La mia mente traditrice si mise subito all'opera, intasandomi la testa con mille e più domande.
Che volesse sapere cosa mi era successo la sera prima? Oppure si era offeso perché ero andata via, lasciando la cena a metà?
Titubante, lo seguii all'interno dell'ufficio, più grande e caotico del mio, e mi sedetti su una poltrona, solitamente utilizzata dai clienti, mentre lui prendeva posto dietro la scrivania, ingombra di documenti e caramelle colorate.
《Prima che tu inizi a parlare, volevo chiederti scusa. E' stato molto scortese da parte mia abbandonarvi e...》farfugliai e gesticolai, sperando che lui mi perdonasse.
《Ehi, calma Sofya. Non sono arrabbiato.》Max alzò le mani, cercando di arrestare il fiume di parole che continuava a sgorgare dalla mia bocca.
《Ah, no?》mormorai con un sospiro, posandomi le mani sul cuore.
《No》confermò lui, stemperando la situazione con un sorriso amichevole《Volevo soltanto sapere come stavi e se Wayland avesse fatto qualcosa di sconveniente.》
Sconveniente?
Non aveva fatto assolutamente nulla di sconveniente, a parte baciarmi, inserisci nei miei sogni e portarmi fuori a colazione.
《Nulla. Richard non ha fatto niente di niente》dichiarai, arrossendo ferocemente mentre mi alzavo in piedi.

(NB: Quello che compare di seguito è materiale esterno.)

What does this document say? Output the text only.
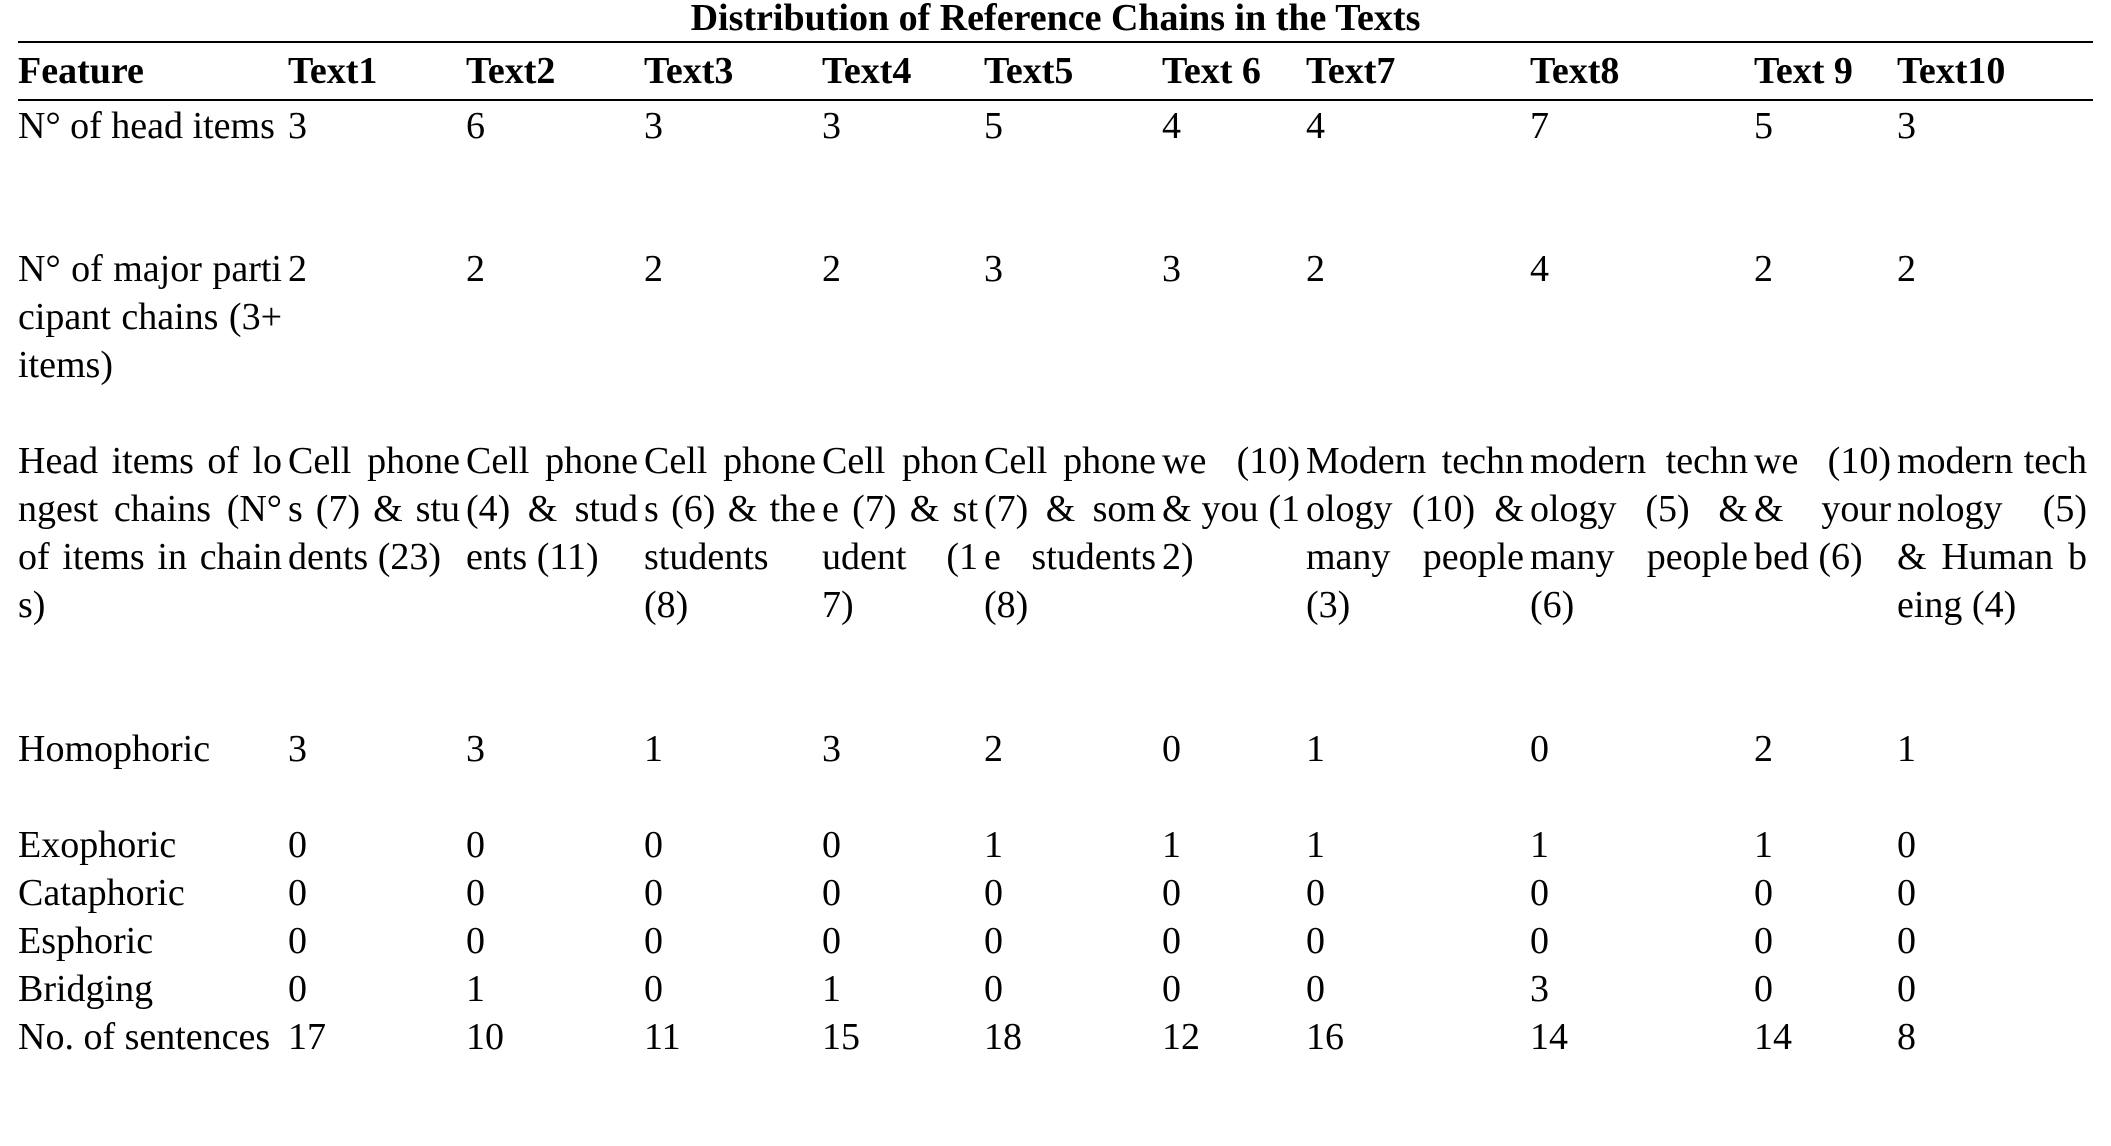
Distribution of Reference Chains in the Texts
Feature	Text1	Text2	Text3	Text4	Text5	Text 6	Text7	Text8	Text 9	Text10

N° of head items	3	6	3	3	5	4	4	7	5	3

N° of major participant chains (3+ items)	2	2	2	2	3	3	2	4	2	2

Head items of longest chains (N° of items in chains)	Cell phones (7) & students (23)	Cell phone (4) & students (11)	Cell phones (6) & the students (8)	Cell phone (7) & student (17)	Cell phone (7) & some students (8)	we (10) & you (12)	Modern technology (10) & many people (3)	modern technology (5) & many people (6)	we (10) & your bed (6)	modern technology (5) & Human being (4)

Homophoric	3	3	1	3	2	0	1	0	2	1

Exophoric	0	0	0	0	1	1	1	1	1	0

Cataphoric	0	0	0	0	0	0	0	0	0	0

Esphoric	0	0	0	0	0	0	0	0	0	0

Bridging	0	1	0	1	0	0	0	3	0	0

No. of sentences	17	10	11	15	18	12	16	14	14	8
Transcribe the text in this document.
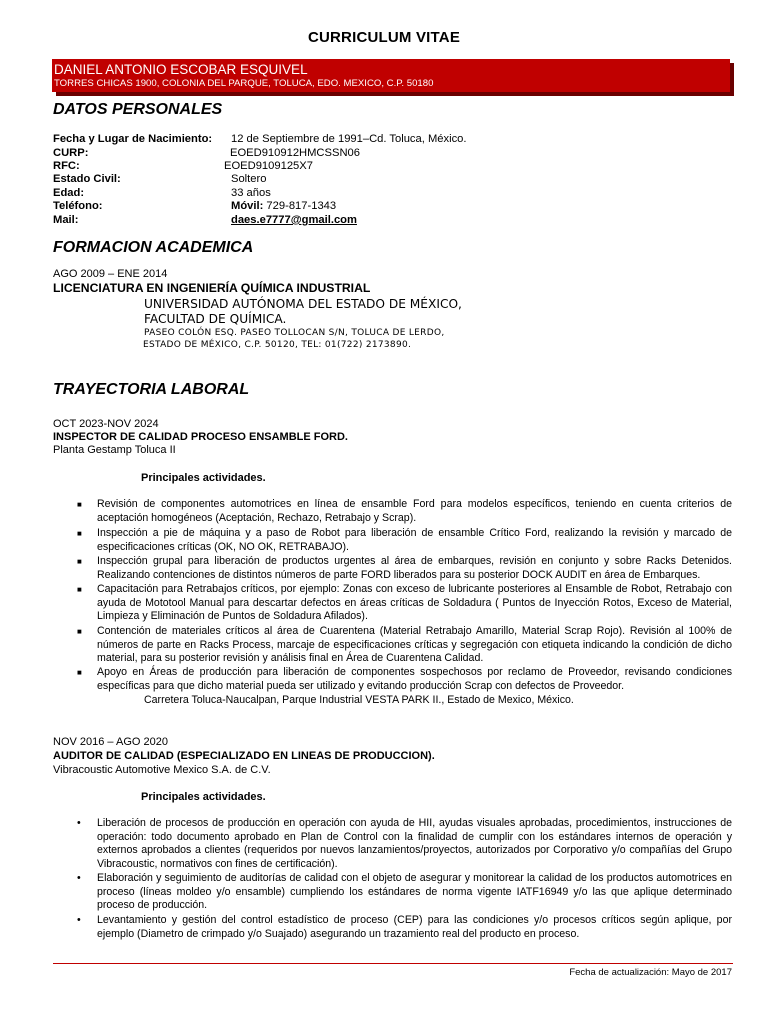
CURRICULUM VITAE
DANIEL ANTONIO ESCOBAR ESQUIVEL
TORRES CHICAS 1900, COLONIA DEL PARQUE, TOLUCA, EDO. MEXICO, C.P. 50180
DATOS PERSONALES
Fecha y Lugar de Nacimiento: 12 de Septiembre de 1991–Cd. Toluca, México.
CURP:	EOED910912HMCSSN06
RFC:	EOED9109125X7
Estado Civil:	Soltero
Edad:	33 años
Teléfono:	Móvil: 729-817-1343
Mail:	daes.e7777@gmail.com
FORMACION ACADEMICA
AGO 2009 – ENE 2014
LICENCIATURA EN INGENIERÍA QUÍMICA INDUSTRIAL
UNIVERSIDAD AUTÓNOMA DEL ESTADO DE MÉXICO,
FACULTAD DE QUÍMICA.
PASEO COLÓN ESQ. PASEO TOLLOCAN S/N, TOLUCA DE LERDO,
ESTADO DE MÉXICO, C.P. 50120, TEL: 01(722) 2173890.
TRAYECTORIA LABORAL
OCT 2023-NOV 2024
INSPECTOR DE CALIDAD PROCESO ENSAMBLE FORD.
Planta Gestamp Toluca II
Principales actividades.
■	Revisión de componentes automotrices en línea de ensamble Ford para modelos específicos, teniendo en cuenta criterios de aceptación homogéneos (Aceptación, Rechazo, Retrabajo y Scrap).
■	Inspección a pie de máquina y a paso de Robot para liberación de ensamble Crítico Ford, realizando la revisión y marcado de especificaciones críticas (OK, NO OK, RETRABAJO).
■	Inspección grupal para liberación de productos urgentes al área de embarques, revisión en conjunto y sobre Racks Detenidos. Realizando contenciones de distintos números de parte FORD liberados para su posterior DOCK AUDIT en área de Embarques.
■	Capacitación para Retrabajos críticos, por ejemplo: Zonas con exceso de lubricante posteriores al Ensamble de Robot, Retrabajo con ayuda de Mototool Manual para descartar defectos en áreas críticas de Soldadura ( Puntos de Inyección Rotos, Exceso de Material, Limpieza y Eliminación de Puntos de Soldadura Afilados).
■	Contención de materiales críticos al área de Cuarentena (Material Retrabajo Amarillo, Material Scrap Rojo). Revisión al 100% de números de parte en Racks Process, marcaje de especificaciones críticas y segregación con etiqueta indicando la condición de dicho material, para su posterior revisión y análisis final en Área de Cuarentena Calidad.
■	Apoyo en Áreas de producción para liberación de componentes sospechosos por reclamo de Proveedor, revisando condiciones específicas para que dicho material pueda ser utilizado y evitando producción Scrap con defectos de Proveedor.
Carretera Toluca-Naucalpan, Parque Industrial VESTA PARK II., Estado de Mexico, México.
NOV 2016 – AGO 2020
AUDITOR DE CALIDAD (ESPECIALIZADO EN LINEAS DE PRODUCCION).
Vibracoustic Automotive Mexico S.A. de C.V.
Principales actividades.
•	Liberación de procesos de producción en operación con ayuda de HII, ayudas visuales aprobadas, procedimientos, instrucciones de operación: todo documento aprobado en Plan de Control con la finalidad de cumplir con los estándares internos de operación y externos aprobados a clientes (requeridos por nuevos lanzamientos/proyectos, autorizados por Corporativo y/o compañías del Grupo Vibracoustic, normativos con fines de certificación).
•	Elaboración y seguimiento de auditorías de calidad con el objeto de asegurar y monitorear la calidad de los productos automotrices en proceso (líneas moldeo y/o ensamble) cumpliendo los estándares de norma vigente IATF16949 y/o las que aplique determinado proceso de producción.
•	Levantamiento y gestión del control estadístico de proceso (CEP) para las condiciones y/o procesos críticos según aplique, por ejemplo (Diametro de crimpado y/o Suajado) asegurando un trazamiento real del producto en proceso.
Fecha de actualización: Mayo de 2017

《Richard, eh?》commentò Max, con tono da saputello《E come mai lo chiami per nome?》
A quella domanda non riuscii a partorire una risposta sensata ed esauriente così rimasi a boccheggiare come un pesce rosso all'interno di una boccia.
《Come non detto.》Max rise sotto i baffi e poggiò i gomiti sulla scrivania, tornando serio in un battibaleno《Scherzi a parte, mi sono accorto che ieri sera non stavi bene e volevo sapere se ti sei ripresa. Eravamo preoccupati per te.》
Sbattei le palpebre un paio di volte per ricacciare indietro le lacrime che minacciavano di scendere.

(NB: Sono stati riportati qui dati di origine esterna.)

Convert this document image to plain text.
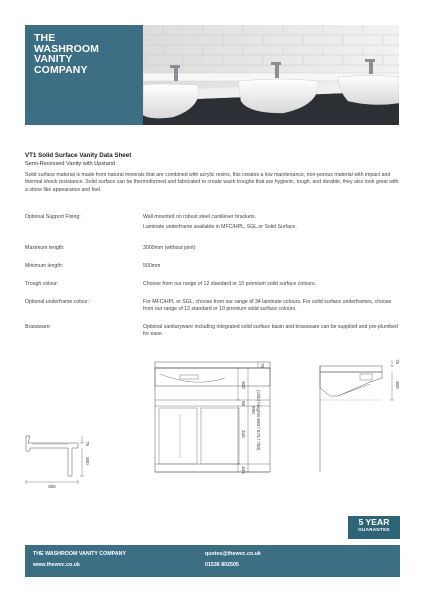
THE
WASHROOM
VANITY
COMPANY
VT1 Solid Surface Vanity Data Sheet
Semi-Recessed Vanity with Upstand
Solid surface material is made from natural minerals that are combined with acrylic resins, this creates a low maintenance, non-porous material with impact and thermal shock resistance. Solid surface can be thermoformed and fabricated to create wash troughs that are hygienic, tough, and durable, they also look great with a stone like appearance and feel.
Optional Support Fixing:	Wall mounted on robust steel cantilever brackets.
Laminate underframe available in MFC/HPL, SGL or Solid Surface.
Maximum length:	3000mm (without joint)
Minimum length:	500mm
Trough colour:	Choose from our range of 12 standard or 10 premium solid surface colours.
Optional underframe colour:	For MFC/HPL or SGL, choose from our range of 34 laminate colours. For solid surface underframes, choose from our range of 12 standard or 10 premium solid surface colours.
Brassware:	Optional sanitaryware including integrated solid surface basin and brassware can be supplied and pre-plumbed for ease.
75
300
355
75
300
50
340
105
890 (child heights 600 / 675 / 750)
75
300
5 YEAR
GUARANTEE
THE WASHROOM VANITY COMPANY
www.thewvc.co.uk
quotes@thewvc.co.uk
01536 802505
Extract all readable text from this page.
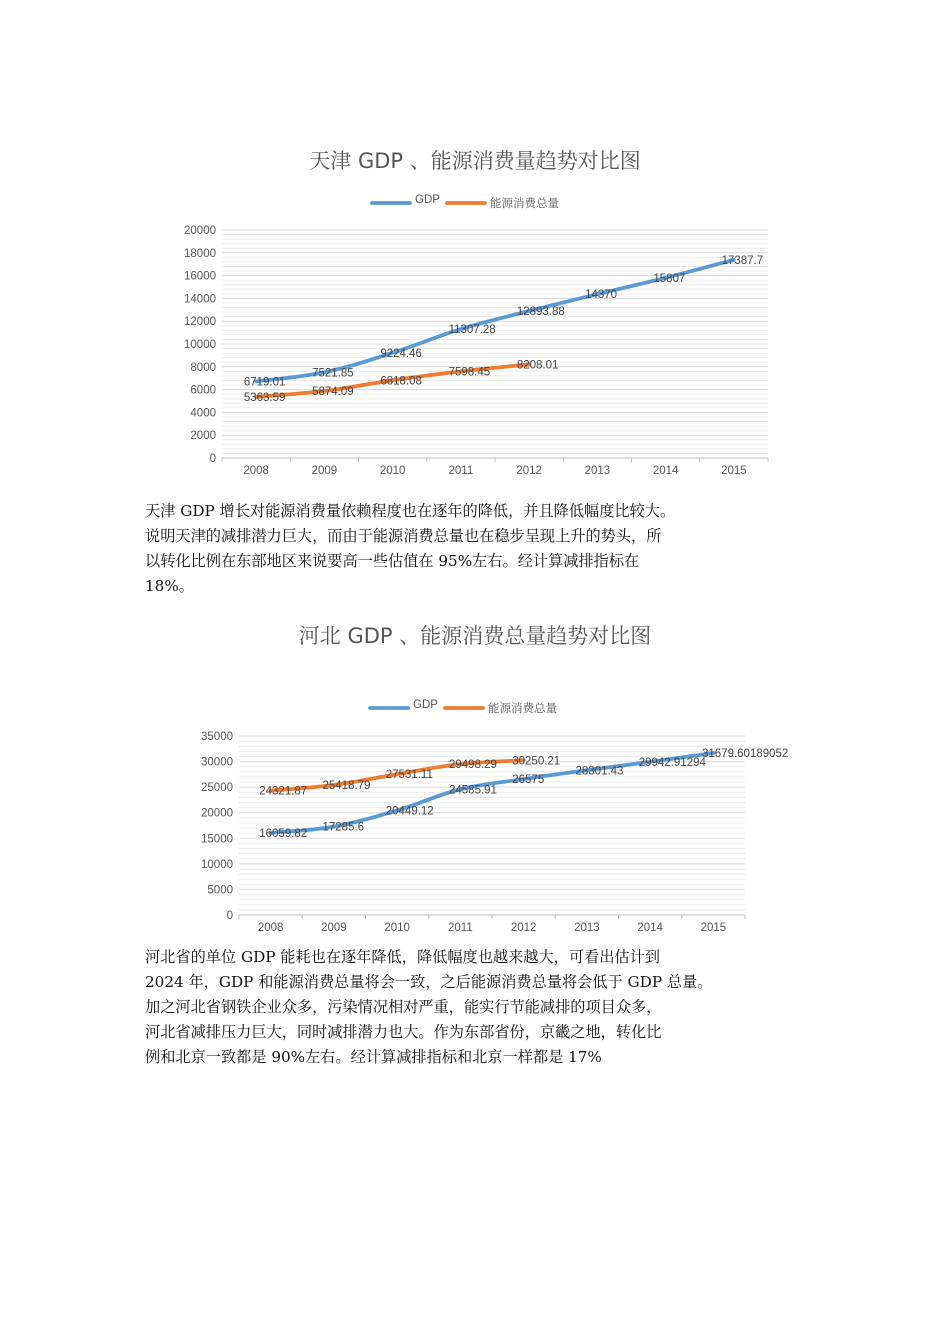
天津 GDP 、能源消费量趋势对比图
0
2000
4000
6000
8000
10000
12000
14000
16000
18000
20000
2008	2009	2010	2011	2012	2013	2014	2015
6719.01
7521.85
9224.46
11307.28
12893.88
14370
15807
17387.7
5363.59 5874.09
6818.08
7598.45
8208.01
GDP	能源消费总量
天津 GDP 增长对能源消费量依赖程度也在逐年的降低，并且降低幅度比较大。
说明天津的减排潜力巨大，而由于能源消费总量也在稳步呈现上升的势头，所
以转化比例在东部地区来说要高一些估值在 95%左右。经计算减排指标在
18%。
河北 GDP 、能源消费总量趋势对比图
0
5000
10000
15000
20000
25000
30000
35000
2008	2009	2010	2011	2012	2013	2014	2015
16059.82
17285.6
20449.12
24585.91
26575
28301.43
29942.91294
31679.60189052
24321.87 25418.79
27531.11
29498.29 30250.21
GDP	能源消费总量
河北省的单位 GDP 能耗也在逐年降低，降低幅度也越来越大，可看出估计到
2024 年，GDP 和能源消费总量将会一致，之后能源消费总量将会低于 GDP 总量。
加之河北省钢铁企业众多，污染情况相对严重，能实行节能减排的项目众多，
河北省减排压力巨大，同时减排潜力也大。作为东部省份，京畿之地，转化比
例和北京一致都是 90%左右。经计算减排指标和北京一样都是 17%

《Mi dispiace avervi impensierito》dissi a bassa voce《Sto bene e Richard è stato davvero gentile. Mi ha accompagnata a casa e ha aspettato che entrassi prima di andarsene.》
《Ottimo. Così non dovrò fargli il discorsetto che mi ero preparato》osservò il mio collega, lasciandomi stupita per l'ennesima volta nel giro di pochi minuti.

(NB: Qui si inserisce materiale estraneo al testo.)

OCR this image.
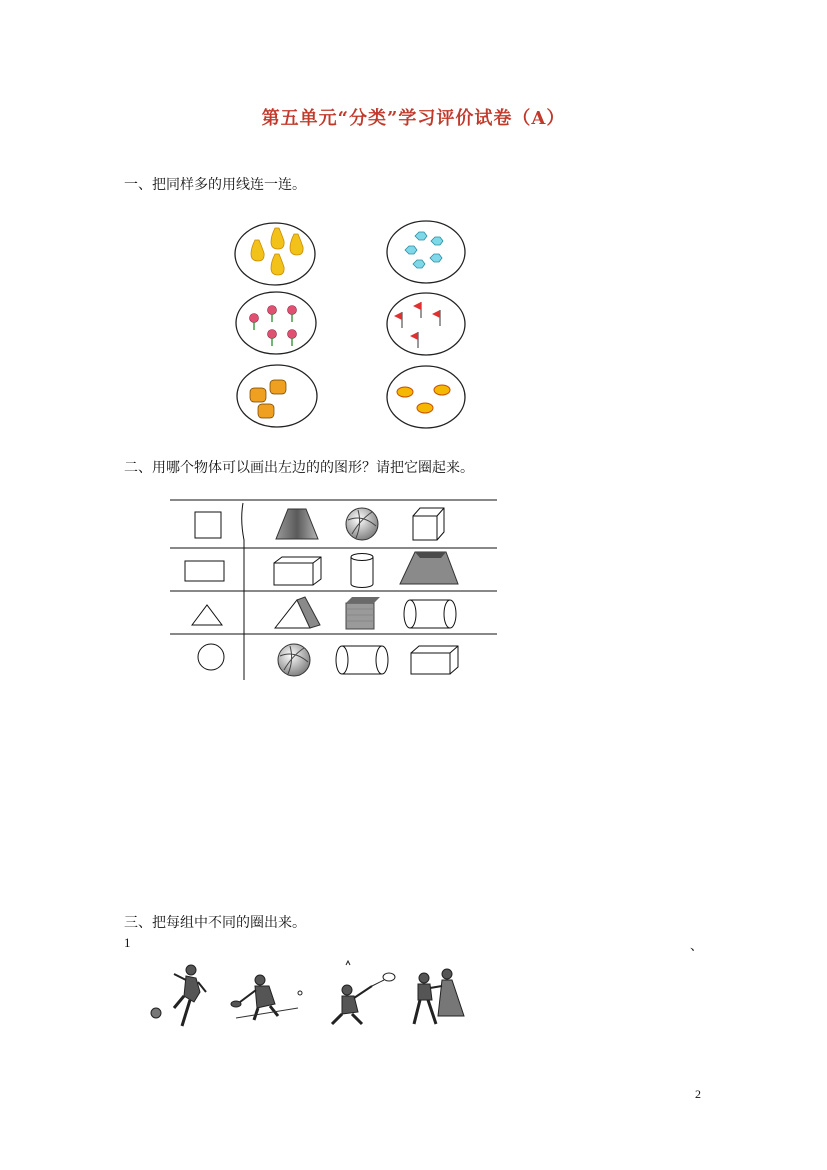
第五单元“分类”学习评价试卷（A）
一、把同样多的用线连一连。
二、用哪个物体可以画出左边的的图形？请把它圈起来。
三、把每组中不同的圈出来。
1	、
2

《Discorsetto?》ripetei, strabuzzando gli occhi.
《Certo. Ti deve trattare bene, riportare a casa prima di mezzanotte e niente rapporti fino al matrimonio》elencò Max con voce paternalistica.
《Matrimonio? Rapporti?》Mi pareva di essere finita sul set di una sit-com degli anni ottanta.
All'improvviso, Il mio collega si mise a ridere in maniera scomposta, gettando la testa all'indietro e assaporando la gioia pure di aver preso in giro qualcuno.
《Dovresti vedere la tua faccia, Sofya》disse, dopo essersi asciugato le lacrime, scaturite dal troppo riso《E' impagabile. Tu e Wayland siete adulti e vaccinati: potete fare ciò che volete. Voglio solamente dirti due cose. La prima è che avevo ragione io quindi mi congratulo con me stesso. La seconda, anche se credo che tu già lo sappia, è che ti vogliamo bene, Sofya, e la nostra porta sarà sempre aperta per te. Io, Carson, Karim ci siamo per qualsiasi cosa tu abbia bisogno.》
Mi passai velocemente una mano sulla guancia per catturare una lacrima solitaria e rivolsi all'uomo un sorriso genuino.